Posò le chiavi su un mobiletto, sciolse i capelli e guardò la sua immagine riflessa nella specchio. Non poteva dire di essere brutta, anzi tutt’altro, ed era quella tipica donna che tutti vorrebbero avere al proprio fianco: capelli color mogano leggermente mossi le ricadevano sulle spalle; la prima cosa che notavi della sua faccia erano gli occhi di un verde accesso e dopo ti ritrovavi a fissare un volto che forse non doveva appartenere a ques’epoca, ma a quelle più antiche; il suo colorito era pallido e per questo detestava l’estate, stagione in cui tutti si abbronzano fino a bruciarsi; inoltre, non solo appariva bella fisicamente, era ambiziosa, carismatica e avrebbe fatto di tutto per chi amava. Perfetta, cos’altro dire? Invece, come tutte le persone normali, aveva anche lei dei difetti: odiava il suo razionalismo, ragion per cui pensava sempre con la testa e mai con il cuore; non vedeva davanti a sé alcun futuro positivo, dato che la madre glielo aveva programmato e lei aveva perso tutte le speranze di essere qualcun altro, a partire dal fatto che non aveva neppure frequentato un college; e aveva perso tutte la fiducia che aveva riposto nell’amore eterno, dopo essere stata delusa un paio di volte.

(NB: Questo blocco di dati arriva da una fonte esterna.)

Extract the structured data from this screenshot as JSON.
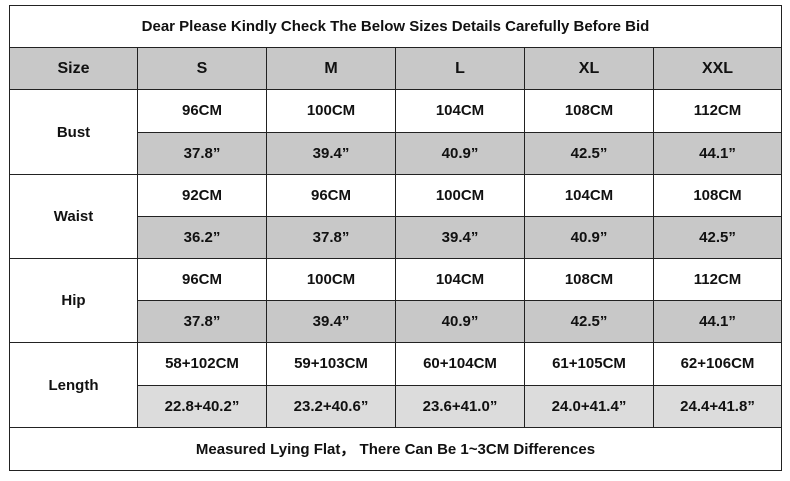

Appese il cappotto e si distese sul divano dopo essersi fatta una tisana. Aveva decisamente bisogno di rilassarsi. Accese la tv e fece zapping su alcuni canali, ma trovo le solite banalità da prima serata. Quando, un programma colse la sua attenzione: una foto di un ragazzo moro, la stessa che le aveva mostrato il suo capo quel giorno, e una scritta sotto “No more Jonas?
Decisamente un buon spunto per cominciare la sua ricerca.